Russian Artist Has Left His Mark In The Most Unexpected Places Across The Country And Beyond Its Borders

Twenty-nine-year-old Stanislav Komissarov, aka Slava PTRK (an abbreviation of the word “Patriot”, his alias in computer games), is a street artist from the Urals. Nowadays he lives in Moscow and travels across Russia and Europe, leaving ‘mementos’ in different cities in the form of graffiti and installations that, by and large, deal with burning social issues. He has been doing street art for about 10 years, and has been very successful in the process: The artist has gone on to win many Russian and international prizes.

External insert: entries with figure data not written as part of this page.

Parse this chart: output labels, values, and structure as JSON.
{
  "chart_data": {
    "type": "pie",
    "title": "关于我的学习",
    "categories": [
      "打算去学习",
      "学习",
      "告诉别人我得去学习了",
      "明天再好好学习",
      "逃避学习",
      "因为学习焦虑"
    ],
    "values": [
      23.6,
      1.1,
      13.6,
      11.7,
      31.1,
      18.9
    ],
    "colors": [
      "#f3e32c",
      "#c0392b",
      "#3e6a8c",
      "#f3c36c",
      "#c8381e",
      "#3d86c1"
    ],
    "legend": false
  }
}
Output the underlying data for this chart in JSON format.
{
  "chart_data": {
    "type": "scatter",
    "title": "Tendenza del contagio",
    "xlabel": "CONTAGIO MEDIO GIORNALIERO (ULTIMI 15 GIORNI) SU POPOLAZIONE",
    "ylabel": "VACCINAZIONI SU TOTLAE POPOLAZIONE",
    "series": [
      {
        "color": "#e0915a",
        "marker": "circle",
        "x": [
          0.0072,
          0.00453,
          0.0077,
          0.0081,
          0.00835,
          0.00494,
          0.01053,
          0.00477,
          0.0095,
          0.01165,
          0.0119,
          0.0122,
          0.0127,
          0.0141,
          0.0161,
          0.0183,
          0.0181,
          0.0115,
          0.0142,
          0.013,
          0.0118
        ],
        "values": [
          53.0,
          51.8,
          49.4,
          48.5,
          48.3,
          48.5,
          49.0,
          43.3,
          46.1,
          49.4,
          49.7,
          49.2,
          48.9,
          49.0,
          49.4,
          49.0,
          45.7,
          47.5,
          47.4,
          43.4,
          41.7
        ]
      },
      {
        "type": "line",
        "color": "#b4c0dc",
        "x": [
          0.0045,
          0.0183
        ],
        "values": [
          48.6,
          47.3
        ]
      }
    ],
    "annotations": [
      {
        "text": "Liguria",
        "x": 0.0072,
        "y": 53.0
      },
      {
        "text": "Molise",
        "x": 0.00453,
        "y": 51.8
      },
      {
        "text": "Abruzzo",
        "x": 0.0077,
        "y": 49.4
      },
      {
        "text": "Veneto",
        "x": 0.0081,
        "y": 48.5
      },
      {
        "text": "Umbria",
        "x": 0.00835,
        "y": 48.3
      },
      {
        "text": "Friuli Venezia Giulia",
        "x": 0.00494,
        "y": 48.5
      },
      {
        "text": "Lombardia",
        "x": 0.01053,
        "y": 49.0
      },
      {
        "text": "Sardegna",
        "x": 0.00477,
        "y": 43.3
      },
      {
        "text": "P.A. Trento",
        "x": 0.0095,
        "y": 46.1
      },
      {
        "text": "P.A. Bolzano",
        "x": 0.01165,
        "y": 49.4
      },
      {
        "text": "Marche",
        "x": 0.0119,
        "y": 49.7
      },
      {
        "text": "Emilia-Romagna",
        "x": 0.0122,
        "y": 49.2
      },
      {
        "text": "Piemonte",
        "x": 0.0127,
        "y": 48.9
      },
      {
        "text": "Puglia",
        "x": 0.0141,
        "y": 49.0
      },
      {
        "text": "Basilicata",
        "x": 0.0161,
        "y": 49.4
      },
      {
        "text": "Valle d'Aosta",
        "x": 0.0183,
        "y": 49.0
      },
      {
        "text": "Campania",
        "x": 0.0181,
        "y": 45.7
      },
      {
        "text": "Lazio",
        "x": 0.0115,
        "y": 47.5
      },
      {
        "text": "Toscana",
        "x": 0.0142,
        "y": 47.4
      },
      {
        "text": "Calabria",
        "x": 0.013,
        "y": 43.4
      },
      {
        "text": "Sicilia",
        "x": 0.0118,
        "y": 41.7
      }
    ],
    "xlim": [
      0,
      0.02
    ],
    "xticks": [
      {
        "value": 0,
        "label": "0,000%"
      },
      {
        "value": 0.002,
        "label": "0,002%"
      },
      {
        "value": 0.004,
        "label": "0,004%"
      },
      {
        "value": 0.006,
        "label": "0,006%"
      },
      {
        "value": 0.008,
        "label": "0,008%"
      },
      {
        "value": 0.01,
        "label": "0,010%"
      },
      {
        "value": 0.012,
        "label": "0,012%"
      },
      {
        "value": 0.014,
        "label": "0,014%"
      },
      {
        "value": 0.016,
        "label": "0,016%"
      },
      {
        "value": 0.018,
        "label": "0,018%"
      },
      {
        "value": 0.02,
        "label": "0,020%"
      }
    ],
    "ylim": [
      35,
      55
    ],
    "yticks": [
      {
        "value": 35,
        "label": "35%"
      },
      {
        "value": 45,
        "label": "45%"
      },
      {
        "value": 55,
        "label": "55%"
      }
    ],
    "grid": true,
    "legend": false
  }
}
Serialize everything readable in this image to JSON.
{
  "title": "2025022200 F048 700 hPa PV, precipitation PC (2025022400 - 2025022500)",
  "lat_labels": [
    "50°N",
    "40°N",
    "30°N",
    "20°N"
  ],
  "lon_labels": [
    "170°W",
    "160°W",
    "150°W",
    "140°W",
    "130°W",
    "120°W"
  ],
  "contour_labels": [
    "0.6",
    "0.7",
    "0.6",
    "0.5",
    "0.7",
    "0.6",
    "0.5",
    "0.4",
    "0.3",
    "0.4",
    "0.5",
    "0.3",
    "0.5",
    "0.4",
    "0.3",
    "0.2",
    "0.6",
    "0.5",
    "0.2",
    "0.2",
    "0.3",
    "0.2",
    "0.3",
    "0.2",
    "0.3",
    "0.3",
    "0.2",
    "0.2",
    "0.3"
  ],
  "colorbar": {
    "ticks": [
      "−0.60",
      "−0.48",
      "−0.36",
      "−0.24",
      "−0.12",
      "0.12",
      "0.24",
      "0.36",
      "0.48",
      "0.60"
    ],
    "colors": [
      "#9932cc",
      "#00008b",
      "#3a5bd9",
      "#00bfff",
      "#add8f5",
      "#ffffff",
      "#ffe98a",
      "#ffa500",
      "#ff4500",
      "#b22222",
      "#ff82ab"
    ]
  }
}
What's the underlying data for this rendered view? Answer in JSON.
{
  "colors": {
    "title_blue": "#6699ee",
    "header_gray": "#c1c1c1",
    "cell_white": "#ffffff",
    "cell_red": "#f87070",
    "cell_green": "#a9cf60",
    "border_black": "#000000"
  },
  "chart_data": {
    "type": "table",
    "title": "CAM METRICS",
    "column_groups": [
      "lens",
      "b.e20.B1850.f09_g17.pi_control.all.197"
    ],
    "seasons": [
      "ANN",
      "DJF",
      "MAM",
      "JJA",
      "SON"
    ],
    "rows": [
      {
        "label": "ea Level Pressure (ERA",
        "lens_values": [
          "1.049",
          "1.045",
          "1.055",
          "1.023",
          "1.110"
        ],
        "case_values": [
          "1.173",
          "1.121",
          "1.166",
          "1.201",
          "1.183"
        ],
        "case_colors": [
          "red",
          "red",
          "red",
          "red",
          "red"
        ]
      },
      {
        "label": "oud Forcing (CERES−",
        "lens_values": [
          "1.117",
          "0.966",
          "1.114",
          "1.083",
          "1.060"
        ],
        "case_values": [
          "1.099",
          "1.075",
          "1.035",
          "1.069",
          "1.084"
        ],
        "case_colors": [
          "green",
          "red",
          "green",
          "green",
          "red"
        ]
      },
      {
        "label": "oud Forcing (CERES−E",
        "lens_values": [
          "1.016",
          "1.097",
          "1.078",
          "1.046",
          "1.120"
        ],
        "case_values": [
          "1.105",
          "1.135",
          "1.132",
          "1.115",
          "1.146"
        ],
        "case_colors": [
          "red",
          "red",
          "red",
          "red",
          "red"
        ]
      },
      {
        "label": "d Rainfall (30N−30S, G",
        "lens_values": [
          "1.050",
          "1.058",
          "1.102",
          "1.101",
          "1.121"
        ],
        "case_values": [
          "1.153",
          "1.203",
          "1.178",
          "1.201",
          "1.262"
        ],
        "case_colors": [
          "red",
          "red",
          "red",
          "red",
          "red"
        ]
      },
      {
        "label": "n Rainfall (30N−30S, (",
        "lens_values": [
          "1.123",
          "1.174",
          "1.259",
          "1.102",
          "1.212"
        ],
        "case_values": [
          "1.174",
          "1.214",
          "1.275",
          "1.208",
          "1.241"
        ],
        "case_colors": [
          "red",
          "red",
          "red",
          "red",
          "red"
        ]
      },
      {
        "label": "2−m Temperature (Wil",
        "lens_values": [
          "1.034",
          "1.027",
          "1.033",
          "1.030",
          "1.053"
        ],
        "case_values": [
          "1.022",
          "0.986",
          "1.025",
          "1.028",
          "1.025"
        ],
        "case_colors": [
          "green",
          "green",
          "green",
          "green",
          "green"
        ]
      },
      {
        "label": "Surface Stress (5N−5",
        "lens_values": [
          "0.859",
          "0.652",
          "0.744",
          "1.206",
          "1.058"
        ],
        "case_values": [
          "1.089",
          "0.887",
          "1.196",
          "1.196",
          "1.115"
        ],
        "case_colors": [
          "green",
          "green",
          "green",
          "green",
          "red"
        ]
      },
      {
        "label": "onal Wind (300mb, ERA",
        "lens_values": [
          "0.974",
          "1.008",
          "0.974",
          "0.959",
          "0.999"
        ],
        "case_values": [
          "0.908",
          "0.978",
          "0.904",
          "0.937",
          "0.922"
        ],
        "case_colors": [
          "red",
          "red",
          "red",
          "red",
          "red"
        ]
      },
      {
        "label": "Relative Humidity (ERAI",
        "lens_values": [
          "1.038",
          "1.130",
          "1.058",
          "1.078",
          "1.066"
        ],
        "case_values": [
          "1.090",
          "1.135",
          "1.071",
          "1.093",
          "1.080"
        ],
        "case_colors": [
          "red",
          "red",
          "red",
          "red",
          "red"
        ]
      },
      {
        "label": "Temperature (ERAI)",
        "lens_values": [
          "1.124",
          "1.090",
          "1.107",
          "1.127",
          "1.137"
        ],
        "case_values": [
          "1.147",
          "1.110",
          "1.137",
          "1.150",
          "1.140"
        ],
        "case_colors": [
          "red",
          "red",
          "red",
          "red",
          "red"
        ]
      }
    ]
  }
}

Slava PTRK spent his childhood in the Kurgan Region town of Shadrinsk. Like all children in Russia at the time, he would be glued to the television screen watching cartoons such as Chip ‘n Dale: Rescue Rangers, Ninja Turtles and The Black Cloak. In one of his series, Childhood in Front of the TV, Slava PTRK combines images from the cartoons of his childhood memories with films about Russian gangsters that, in the days of his youth, were no less popular among adult viewers than Disney fairy tales.

“I’ve tried to show visually how memory works,” Slava says about his work. “News, movies, TV shows, cartoons – all goes in one pile, and everything is mixed together.”